Casagrande já havia se posicionado sobre o tema: "Todas as classes estão se posicionando, falando, mostrando que estamos indo para a destruição completa do país através de um clã perverso, sem alma. Vejo a classe artística, o cinema, a música, todos gritando. Claro que os profissionais da saúde mais do que ninguém estão mostrando o descaso e o terror dentro dos hospitais. Mas e no futebol? Ninguém mesmo vai falar? Nem para concordar com o que está acontecendo?"[2]

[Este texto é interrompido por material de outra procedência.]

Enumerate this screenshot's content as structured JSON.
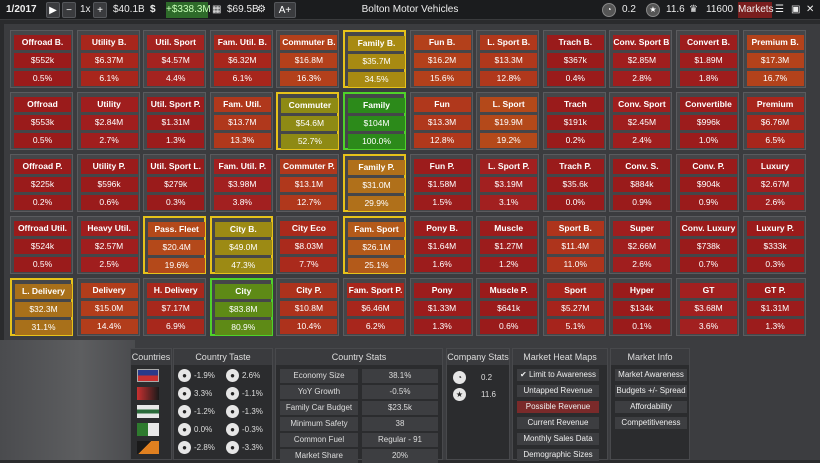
{
  "topbar": {
    "date": "1/2017",
    "play_icon": "play-icon",
    "speed": "1x",
    "funds": "$40.1B",
    "profit": "+$338.3M",
    "value": "$69.5B",
    "mode": "A+",
    "company": "Bolton Motor Vehicles",
    "stat_a": "0.2",
    "stat_b": "11.6",
    "stat_c": "11600",
    "markets_label": "Markets"
  },
  "tiles": [
    {
      "name": "Offroad B.",
      "val": "$552k",
      "pct": "0.5%",
      "color": "#9a1b1b"
    },
    {
      "name": "Utility B.",
      "val": "$6.37M",
      "pct": "6.1%",
      "color": "#a8261c"
    },
    {
      "name": "Util. Sport",
      "val": "$4.57M",
      "pct": "4.4%",
      "color": "#a42320"
    },
    {
      "name": "Fam. Util. B.",
      "val": "$6.32M",
      "pct": "6.1%",
      "color": "#a8261c"
    },
    {
      "name": "Commuter B.",
      "val": "$16.8M",
      "pct": "16.3%",
      "color": "#b3401b"
    },
    {
      "name": "Family B.",
      "val": "$35.7M",
      "pct": "34.5%",
      "color": "#a88a12"
    },
    {
      "name": "Fun B.",
      "val": "$16.2M",
      "pct": "15.6%",
      "color": "#b3401b"
    },
    {
      "name": "L. Sport B.",
      "val": "$13.3M",
      "pct": "12.8%",
      "color": "#b0381c"
    },
    {
      "name": "Trach B.",
      "val": "$367k",
      "pct": "0.4%",
      "color": "#9a1b1b"
    },
    {
      "name": "Conv. Sport B.",
      "val": "$2.85M",
      "pct": "2.8%",
      "color": "#a01e1e"
    },
    {
      "name": "Convert B.",
      "val": "$1.89M",
      "pct": "1.8%",
      "color": "#9e1d1d"
    },
    {
      "name": "Premium B.",
      "val": "$17.3M",
      "pct": "16.7%",
      "color": "#b3421b"
    },
    {
      "name": "Offroad",
      "val": "$553k",
      "pct": "0.5%",
      "color": "#9a1b1b"
    },
    {
      "name": "Utility",
      "val": "$2.84M",
      "pct": "2.7%",
      "color": "#a01e1e"
    },
    {
      "name": "Util. Sport P.",
      "val": "$1.31M",
      "pct": "1.3%",
      "color": "#9c1c1c"
    },
    {
      "name": "Fam. Util.",
      "val": "$13.7M",
      "pct": "13.3%",
      "color": "#b0381c"
    },
    {
      "name": "Commuter",
      "val": "$54.6M",
      "pct": "52.7%",
      "color": "#8e8a14"
    },
    {
      "name": "Family",
      "val": "$104M",
      "pct": "100.0%",
      "color": "#2c8a1a"
    },
    {
      "name": "Fun",
      "val": "$13.3M",
      "pct": "12.8%",
      "color": "#b0381c"
    },
    {
      "name": "L. Sport",
      "val": "$19.9M",
      "pct": "19.2%",
      "color": "#b4491a"
    },
    {
      "name": "Trach",
      "val": "$191k",
      "pct": "0.2%",
      "color": "#9a1b1b"
    },
    {
      "name": "Conv. Sport",
      "val": "$2.45M",
      "pct": "2.4%",
      "color": "#a01e1e"
    },
    {
      "name": "Convertible",
      "val": "$996k",
      "pct": "1.0%",
      "color": "#9c1c1c"
    },
    {
      "name": "Premium",
      "val": "$6.76M",
      "pct": "6.5%",
      "color": "#a8261c"
    },
    {
      "name": "Offroad P.",
      "val": "$225k",
      "pct": "0.2%",
      "color": "#9a1b1b"
    },
    {
      "name": "Utility P.",
      "val": "$596k",
      "pct": "0.6%",
      "color": "#9a1b1b"
    },
    {
      "name": "Util. Sport L.",
      "val": "$279k",
      "pct": "0.3%",
      "color": "#9a1b1b"
    },
    {
      "name": "Fam. Util. P.",
      "val": "$3.98M",
      "pct": "3.8%",
      "color": "#a22020"
    },
    {
      "name": "Commuter P.",
      "val": "$13.1M",
      "pct": "12.7%",
      "color": "#b0381c"
    },
    {
      "name": "Family P.",
      "val": "$31.0M",
      "pct": "29.9%",
      "color": "#b0701a"
    },
    {
      "name": "Fun P.",
      "val": "$1.58M",
      "pct": "1.5%",
      "color": "#9c1c1c"
    },
    {
      "name": "L. Sport P.",
      "val": "$3.19M",
      "pct": "3.1%",
      "color": "#a22020"
    },
    {
      "name": "Trach P.",
      "val": "$35.6k",
      "pct": "0.0%",
      "color": "#9a1b1b"
    },
    {
      "name": "Conv. S.",
      "val": "$884k",
      "pct": "0.9%",
      "color": "#9a1b1b"
    },
    {
      "name": "Conv. P.",
      "val": "$904k",
      "pct": "0.9%",
      "color": "#9a1b1b"
    },
    {
      "name": "Luxury",
      "val": "$2.67M",
      "pct": "2.6%",
      "color": "#a01e1e"
    },
    {
      "name": "Offroad Util.",
      "val": "$524k",
      "pct": "0.5%",
      "color": "#9a1b1b"
    },
    {
      "name": "Heavy Util.",
      "val": "$2.57M",
      "pct": "2.5%",
      "color": "#a01e1e"
    },
    {
      "name": "Pass. Fleet",
      "val": "$20.4M",
      "pct": "19.6%",
      "color": "#b4491a"
    },
    {
      "name": "City B.",
      "val": "$49.0M",
      "pct": "47.3%",
      "color": "#9c8a14"
    },
    {
      "name": "City Eco",
      "val": "$8.03M",
      "pct": "7.7%",
      "color": "#aa2a1c"
    },
    {
      "name": "Fam. Sport",
      "val": "$26.1M",
      "pct": "25.1%",
      "color": "#b35a1a"
    },
    {
      "name": "Pony B.",
      "val": "$1.64M",
      "pct": "1.6%",
      "color": "#9c1c1c"
    },
    {
      "name": "Muscle",
      "val": "$1.27M",
      "pct": "1.2%",
      "color": "#9c1c1c"
    },
    {
      "name": "Sport B.",
      "val": "$11.4M",
      "pct": "11.0%",
      "color": "#ae341c"
    },
    {
      "name": "Super",
      "val": "$2.66M",
      "pct": "2.6%",
      "color": "#a01e1e"
    },
    {
      "name": "Conv. Luxury",
      "val": "$738k",
      "pct": "0.7%",
      "color": "#9a1b1b"
    },
    {
      "name": "Luxury P.",
      "val": "$333k",
      "pct": "0.3%",
      "color": "#9a1b1b"
    },
    {
      "name": "L. Delivery",
      "val": "$32.3M",
      "pct": "31.1%",
      "color": "#a8701a"
    },
    {
      "name": "Delivery",
      "val": "$15.0M",
      "pct": "14.4%",
      "color": "#b23d1b"
    },
    {
      "name": "H. Delivery",
      "val": "$7.17M",
      "pct": "6.9%",
      "color": "#a8281c"
    },
    {
      "name": "City",
      "val": "$83.8M",
      "pct": "80.9%",
      "color": "#5e8a16"
    },
    {
      "name": "City P.",
      "val": "$10.8M",
      "pct": "10.4%",
      "color": "#ad321c"
    },
    {
      "name": "Fam. Sport P.",
      "val": "$6.46M",
      "pct": "6.2%",
      "color": "#a8261c"
    },
    {
      "name": "Pony",
      "val": "$1.33M",
      "pct": "1.3%",
      "color": "#9c1c1c"
    },
    {
      "name": "Muscle P.",
      "val": "$641k",
      "pct": "0.6%",
      "color": "#9a1b1b"
    },
    {
      "name": "Sport",
      "val": "$5.27M",
      "pct": "5.1%",
      "color": "#a6241c"
    },
    {
      "name": "Hyper",
      "val": "$134k",
      "pct": "0.1%",
      "color": "#9a1b1b"
    },
    {
      "name": "GT",
      "val": "$3.68M",
      "pct": "3.6%",
      "color": "#a22020"
    },
    {
      "name": "GT P.",
      "val": "$1.31M",
      "pct": "1.3%",
      "color": "#9c1c1c"
    }
  ],
  "panels": {
    "countries_title": "Countries",
    "taste_title": "Country Taste",
    "stats_title": "Country Stats",
    "company_title": "Company Stats",
    "heat_title": "Market Heat Maps",
    "info_title": "Market Info"
  },
  "taste": [
    {
      "a_icon": "steering-wheel-icon",
      "a": "-1.9%",
      "b_icon": "car-icon",
      "b": "2.6%"
    },
    {
      "a_icon": "seat-icon",
      "a": "3.3%",
      "b_icon": "engine-icon",
      "b": "-1.1%"
    },
    {
      "a_icon": "chassis-icon",
      "a": "-1.2%",
      "b_icon": "gearbox-icon",
      "b": "-1.3%"
    },
    {
      "a_icon": "wheel-icon",
      "a": "0.0%",
      "b_icon": "fuel-icon",
      "b": "-0.3%"
    },
    {
      "a_icon": "brakes-icon",
      "a": "-2.8%",
      "b_icon": "suspension-icon",
      "b": "-3.3%"
    }
  ],
  "stats": [
    {
      "label": "Economy Size",
      "value": "38.1%"
    },
    {
      "label": "YoY Growth",
      "value": "-0.5%"
    },
    {
      "label": "Family Car Budget",
      "value": "$23.5k"
    },
    {
      "label": "Minimum Safety",
      "value": "38"
    },
    {
      "label": "Common Fuel",
      "value": "Regular - 91"
    },
    {
      "label": "Market Share",
      "value": "20%"
    }
  ],
  "company_stats": [
    {
      "icon": "gauge-icon",
      "value": "0.2"
    },
    {
      "icon": "star-icon",
      "value": "11.6"
    }
  ],
  "heatmaps": [
    {
      "label": "Limit to Awareness",
      "checked": true
    },
    {
      "label": "Untapped Revenue"
    },
    {
      "label": "Possible Revenue",
      "selected": true
    },
    {
      "label": "Current Revenue"
    },
    {
      "label": "Monthly Sales Data"
    },
    {
      "label": "Demographic Sizes"
    }
  ],
  "market_info": [
    {
      "label": "Market Awareness"
    },
    {
      "label": "Budgets +/- Spread"
    },
    {
      "label": "Affordability"
    },
    {
      "label": "Competitiveness"
    }
  ],
  "colors": {
    "highlight_border": "#e6c21a",
    "green_border": "#4fd22a",
    "selected_heat": "#7a2a2a"
  }
}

Quando se fala de figuras que “pensavam” no futebol, tem-se o costume de destacar João Saldanha e Sócrates. O primeiro foi membro do Partido Comunista Brasileiro e não tinha medo dos generais que queriam intervir na escalação de seu time. O segundo era militante do PT e lutou pelas Diretas Já.

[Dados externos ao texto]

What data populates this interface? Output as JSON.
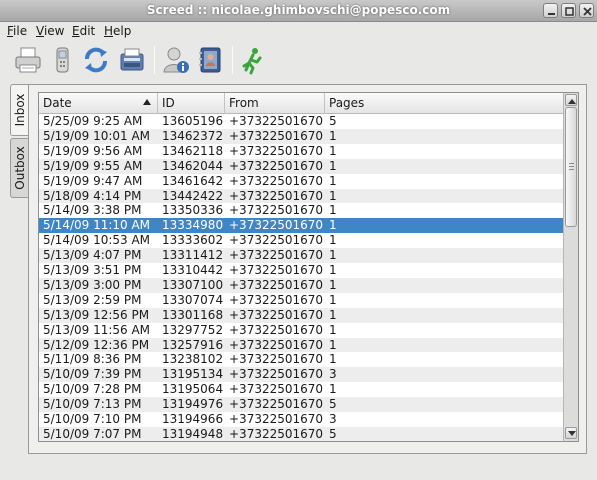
{
  "window": {
    "title": "Screed :: nicolae.ghimbovschi@popesco.com"
  },
  "menu": [
    {
      "label": "File",
      "mnemonic": "F",
      "rest": "ile"
    },
    {
      "label": "View",
      "mnemonic": "V",
      "rest": "iew"
    },
    {
      "label": "Edit",
      "mnemonic": "E",
      "rest": "dit"
    },
    {
      "label": "Help",
      "mnemonic": "H",
      "rest": "elp"
    }
  ],
  "toolbar": {
    "icons": [
      "printer-icon",
      "mobile-phone-icon",
      "refresh-icon",
      "fax-machine-icon",
      "user-info-icon",
      "address-book-icon",
      "running-man-icon"
    ]
  },
  "tabs": {
    "inbox": "Inbox",
    "outbox": "Outbox",
    "active": "inbox"
  },
  "table": {
    "columns": [
      "Date",
      "ID",
      "From",
      "Pages"
    ],
    "sort": {
      "column": "Date",
      "direction": "descending"
    },
    "selected_index": 7,
    "rows": [
      [
        "5/25/09 9:25 AM",
        "13605196",
        "+37322501670",
        "5"
      ],
      [
        "5/19/09 10:01 AM",
        "13462372",
        "+37322501670",
        "1"
      ],
      [
        "5/19/09 9:56 AM",
        "13462118",
        "+37322501670",
        "1"
      ],
      [
        "5/19/09 9:55 AM",
        "13462044",
        "+37322501670",
        "1"
      ],
      [
        "5/19/09 9:47 AM",
        "13461642",
        "+37322501670",
        "1"
      ],
      [
        "5/18/09 4:14 PM",
        "13442422",
        "+37322501670",
        "1"
      ],
      [
        "5/14/09 3:38 PM",
        "13350336",
        "+37322501670",
        "1"
      ],
      [
        "5/14/09 11:10 AM",
        "13334980",
        "+37322501670",
        "1"
      ],
      [
        "5/14/09 10:53 AM",
        "13333602",
        "+37322501670",
        "1"
      ],
      [
        "5/13/09 4:07 PM",
        "13311412",
        "+37322501670",
        "1"
      ],
      [
        "5/13/09 3:51 PM",
        "13310442",
        "+37322501670",
        "1"
      ],
      [
        "5/13/09 3:00 PM",
        "13307100",
        "+37322501670",
        "1"
      ],
      [
        "5/13/09 2:59 PM",
        "13307074",
        "+37322501670",
        "1"
      ],
      [
        "5/13/09 12:56 PM",
        "13301168",
        "+37322501670",
        "1"
      ],
      [
        "5/13/09 11:56 AM",
        "13297752",
        "+37322501670",
        "1"
      ],
      [
        "5/12/09 12:36 PM",
        "13257916",
        "+37322501670",
        "1"
      ],
      [
        "5/11/09 8:36 PM",
        "13238102",
        "+37322501670",
        "1"
      ],
      [
        "5/10/09 7:39 PM",
        "13195134",
        "+37322501670",
        "3"
      ],
      [
        "5/10/09 7:28 PM",
        "13195064",
        "+37322501670",
        "1"
      ],
      [
        "5/10/09 7:13 PM",
        "13194976",
        "+37322501670",
        "5"
      ],
      [
        "5/10/09 7:10 PM",
        "13194966",
        "+37322501670",
        "3"
      ],
      [
        "5/10/09 7:07 PM",
        "13194948",
        "+37322501670",
        "5"
      ]
    ]
  },
  "colors": {
    "selection": "#3f86c6",
    "alt_row": "#ededed"
  }
}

Mas também houve Tostão, que deu uma entrevista emblemática em O Pasquim revelando seu posicionamento mais à esquerda, mas recebeu uma ligação que o obrigou a não se manifestar caso quisesse continuar a jogar pela seleção.

Foi, inclusive, por isso que Gilberto Gil, em uma música feita em homenagem a Afonsinho, jogador que adotava um estilo ousado, dizia “E eu não sou Pelé nem nada/Se muito for, eu sou um Tostão/Fazer um gol nessa partida não é fácil, meu irmão”.

Mas entre os jogadores que se colocavam contrários aos interesses dominantes está também o saudoso Leônidas da Silva que, em 1945, declarou o seu voto em Yedo Fiúza, candidato pelo Partido Comunista Brasileiro justificando: “Voto Fiúza porque sou um homem do povo".

Por um lado menos popular, temos a participação de Friedenreich na Revolução de 1932 contra o intervencionismo de Vargas em São Paulo. O craque doou “troféus e medalhas obtidos durante anos de vitórias no futebol", para a causa paulista.[3]

Garrincha e sua esposa Elza Soares – que havia cantado no comício de João Goulart em 13 de Março – foram ameaçados por policiais após o Golpe de 1964, por mostrarem-se simpatizantes do presidente deposto.[4]

Cabe ressaltar que o próprio Jango “havia sido jogador de futebol, atuando como volante no Cruzeiro de São Borja e no Internacional, até uma infecção o afastar dos gramados".[5]

Mas não foi somente a classe dos músicos (como vimos no caso de Gil) que representou estes jogadores políticos. Na Copa de 1978, a Argentina e o Brasil passavam por ditaduras militares, por isso, exilados políticos argentinos criaram, na França, um comitê de boicote à Copa da Argentina, o COBA. Pacifistas e intelectuais aderiram ao movimento, como Alain Touraine, Jean Paul Sartre e Roland Barthes. Mas o movimento não teve apoio de outras seleções.

A razão do silêncio não é exclusivamente por conta da mercantilização excessiva do futebol, já que os outros setores culturais também tornaram-se extremamente capitalizados nas últimas décadas.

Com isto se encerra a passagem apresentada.